Automatically decrypted using software developed by the Dutch police, they revealed photos of tons of cocaine concealed in shipments of fruit, weapons, money movements or even plans for thefts and assassinations… A hundred of murders have thus been thwarted around the world, and that is just the beginning.

Read also: Hundreds of arrests in global organized crime thanks to the infiltration of a messenger

An application fully controlled by the FBI

Criminals were unsuspecting to use this

apparently

highly secure

communication platform

. Everything in appearance let him presume. The cost, first of all: a phone with ANoM was worth around 2,000 euros. Operation, then: ANoM only allowed messages to be sent to phones that were also equipped with the application. Better yet: to join the network, you had to be co-opted.

Nearly 12,000 phones equipped with ANoM thus circulated in organized crime networks, in particular in Australia, Germany, Sweden, Serbia, Spain and the Netherlands.

A huge success for the FBI and for the police departments involved.

We did not distribute them, these are the people who came to us to look for the devices

," said Calvin Shivers, a deputy director of the FBI, during a press conference at the headquarters of Europol. , in The Hague, the Netherlands.  

A success accelerated by the police operations carried out in parallel

At the origin of the operation, the arrest in 2018 of Vincent Ramos, the leader of the Canadian company Phantom Secure, accused of having sold ultra-secure phones to criminal groups. To obtain a reduction in sentence, one of its distributors offers the FBI its brand new encrypted communication platform. ANoM was born, immediately placed in the hands of the police. As soon as it is launched, the services have access to the master "key", making it possible to decrypt the exchanges. About fifty phones equipped with the application are discreetly put into service in Australia.

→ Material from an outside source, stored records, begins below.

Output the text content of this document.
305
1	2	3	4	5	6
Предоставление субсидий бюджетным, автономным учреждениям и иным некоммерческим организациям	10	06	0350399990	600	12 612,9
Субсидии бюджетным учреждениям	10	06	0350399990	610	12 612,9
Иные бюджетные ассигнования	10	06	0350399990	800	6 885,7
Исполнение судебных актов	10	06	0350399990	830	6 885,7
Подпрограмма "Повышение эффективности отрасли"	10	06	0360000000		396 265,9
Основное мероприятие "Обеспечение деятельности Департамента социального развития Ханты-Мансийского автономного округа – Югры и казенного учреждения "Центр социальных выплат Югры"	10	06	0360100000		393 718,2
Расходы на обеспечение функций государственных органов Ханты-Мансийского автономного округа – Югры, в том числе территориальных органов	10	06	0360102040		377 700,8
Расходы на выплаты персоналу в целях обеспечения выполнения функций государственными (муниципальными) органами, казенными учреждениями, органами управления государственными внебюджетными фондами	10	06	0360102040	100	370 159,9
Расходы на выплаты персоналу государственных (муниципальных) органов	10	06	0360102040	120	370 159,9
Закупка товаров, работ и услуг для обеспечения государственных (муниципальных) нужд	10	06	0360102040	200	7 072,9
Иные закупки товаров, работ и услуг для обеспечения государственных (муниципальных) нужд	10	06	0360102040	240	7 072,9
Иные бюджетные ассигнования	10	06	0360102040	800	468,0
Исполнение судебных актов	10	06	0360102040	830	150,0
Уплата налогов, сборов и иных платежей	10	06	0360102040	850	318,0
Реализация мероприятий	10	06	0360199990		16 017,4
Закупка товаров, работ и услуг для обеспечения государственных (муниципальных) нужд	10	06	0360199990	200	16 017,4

The development of the application is accelerating while the French, Belgian and Dutch police forces methodically dynamise competing platforms.

The 

EncroCha

t

encrypted messaging service

was thus infiltrated and dismantled in 2020, followed

by the Sky ECC network

in March 2021. Deprived of their favorite communication services, the networks then turned to ANoM, renowned for its reliability and used by great figures banditry.

A drug lord on the run in Turkey despite himself is promoting it.

And ANoM users are tripling in no time.

A godsend for the police services of the sixteen countries involved in the operation.

The importance of transnational cooperation

Australia, Austria, Canada, Denmark, Estonia, Finland, Germany, Hungary, Lithuania, New Zealand, Netherlands, Norway, Sweden, Scotland , the United Kingdom and the United States worked hand in hand for several months.

Described by the New Zealand police as one of the most " 

vast and sophisticated

 " operations carried out to date, its record indeed impressive, and it is only provisional.

Eight hundred arrests, 700 searches, 8 tons of cocaine, 22 tons of cannabis, 2 tons of methamphetamine, and the equivalent of 148 million dollars were seized.

Proof, for the police services involved in the operation, of the importance of transnational cooperation in the fight against organized crime.